Full steam ahead: New major oil sands project to proceed as producers build for the future
'I think the value of this resource base is materially underestimated'
by Deborah Jaremko
For the first time in five years, a new major oil sands project has been given the green light.
Vancouver, B.C.-based International Petroleum Corporation (IPC) is going ahead with the C$1.1 billion development, called Blackrod, because of the vast resources and energy security it provides, says CEO Mike Nicholson.
“Our undeveloped resources sit in Canada, which is the largest resource holder behind Saudi Arabia and behind Venezuela, and we’re certainly not welcome in those locations,” Nicholson said during a Feb. 7 investor presentation.
“It’s a very stable fiscal regime [and] a very stable political regime for oil and gas investment, and I think the value of this resource base is materially underestimated.”
IPC has accelerated plans for the first phase of the Blackrod project, Nicholson said.
Over the last year the company has increased planned production capacity by 10,000 barrels per day. The project will now be built to produce 30,000 barrels per day, with first oil expected in late 2026.
Blackrod has regulatory approval to produce 80,000 barrels per day.
While IPC may be unique in going ahead with a brand new, so-called “greenfield” oil sands project, the industry’s largest operators are also building for the future.
In Cenovus Energy’s case, long into the future. The company recently filed a regulatory application to extend production at its Christina Lake oil sands project to 2079.

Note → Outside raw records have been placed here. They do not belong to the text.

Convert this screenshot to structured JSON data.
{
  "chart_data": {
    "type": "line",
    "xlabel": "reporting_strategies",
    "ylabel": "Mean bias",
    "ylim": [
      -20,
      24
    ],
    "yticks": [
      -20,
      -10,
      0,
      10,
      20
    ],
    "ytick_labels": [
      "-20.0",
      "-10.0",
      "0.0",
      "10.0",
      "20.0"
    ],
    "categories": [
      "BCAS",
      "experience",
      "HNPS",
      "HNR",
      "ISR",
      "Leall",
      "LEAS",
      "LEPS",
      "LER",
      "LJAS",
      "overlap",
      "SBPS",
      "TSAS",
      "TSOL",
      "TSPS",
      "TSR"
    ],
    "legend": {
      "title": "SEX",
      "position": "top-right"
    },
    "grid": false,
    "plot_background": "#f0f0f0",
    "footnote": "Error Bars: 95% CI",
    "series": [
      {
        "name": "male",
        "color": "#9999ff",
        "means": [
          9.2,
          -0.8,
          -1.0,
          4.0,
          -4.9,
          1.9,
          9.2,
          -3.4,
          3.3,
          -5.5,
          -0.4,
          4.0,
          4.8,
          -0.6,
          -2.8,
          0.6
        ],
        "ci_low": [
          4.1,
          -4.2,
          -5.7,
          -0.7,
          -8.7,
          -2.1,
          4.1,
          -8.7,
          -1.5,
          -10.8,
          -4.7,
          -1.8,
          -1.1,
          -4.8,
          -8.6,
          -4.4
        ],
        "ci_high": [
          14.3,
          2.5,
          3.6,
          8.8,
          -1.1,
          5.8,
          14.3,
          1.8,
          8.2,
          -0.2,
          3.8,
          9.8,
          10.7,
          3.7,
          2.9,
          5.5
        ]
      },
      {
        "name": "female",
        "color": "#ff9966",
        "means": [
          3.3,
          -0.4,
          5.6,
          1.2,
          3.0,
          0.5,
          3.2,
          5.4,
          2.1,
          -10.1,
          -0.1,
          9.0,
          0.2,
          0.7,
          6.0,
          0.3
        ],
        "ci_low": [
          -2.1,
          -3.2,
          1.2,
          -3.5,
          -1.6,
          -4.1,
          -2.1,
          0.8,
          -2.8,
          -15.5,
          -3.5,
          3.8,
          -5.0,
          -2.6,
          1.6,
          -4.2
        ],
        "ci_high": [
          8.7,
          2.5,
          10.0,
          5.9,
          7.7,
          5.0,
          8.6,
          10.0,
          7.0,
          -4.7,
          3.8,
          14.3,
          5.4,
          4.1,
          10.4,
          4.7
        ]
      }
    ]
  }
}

One of the first commercial-scale steam assisted gravity drainage (SAGD) projects, Christina Lake (not to be confused with MEG Energy’s smaller Christina Lake project), is now the industry’s largest “in situ” facility. It produced about 245,000 barrels per day in 2022, or about 16 per cent of the in situ oil sands industry’s total.
Cenovus plans to keep production going for another 50 years by adding well pads in a new area called Kirby West and connecting them to the existing main processing facility.
The extension project is expected to cost about $2.4 billion, and over its decades-long lifespan generate $3.8 billion in royalties and taxes for the governments of Alberta and Canada. First oil is expected in 2031.
As a member of the Pathways Alliance, Cenovus has set the target to reach net zero emissions by 2050, meaning that oil produced beyond that time would incorporate emissions reduction and removal technologies like carbon capture and storage (CCS).
“The oil sands has grown to be a major source of supply globally, and in a system over three million barrels per day, optimizing existing infrastructure can deliver growth, and in some instances with negligible incremental emissions,” says Kevin Birn, who leads S&P Global’s Centre of Emissions Excellence and serves as chief analyst for Canadian oil markets.
Although demand for transportation fuel may eventually weaken, petroleum is also used to make countless products that are expected to rise in demand, from clothing, computers, cell phones, car components and sports equipment to furniture, medical supplies, carpets, toys, and beauty products. Oil – and particularly heavy oil like what is produced in Canada – is also used to make asphalt to make road paving products.
World oil demand is expected to reach a record 101.7 million barrels per day this year, according to the International Energy Agency. Even with increasing adoption of renewable and alternative energy, the IEA projects that global demand will be 102 million barrels per day in 2050.
Eight Capital oil analyst Phil Skolnick says the Kirby West project is “a natural progression” of Cenovus Energy’s Christina Lake project, which started operating in 2002.
“Technology has improved, and they have found ways to be more efficient,” he says.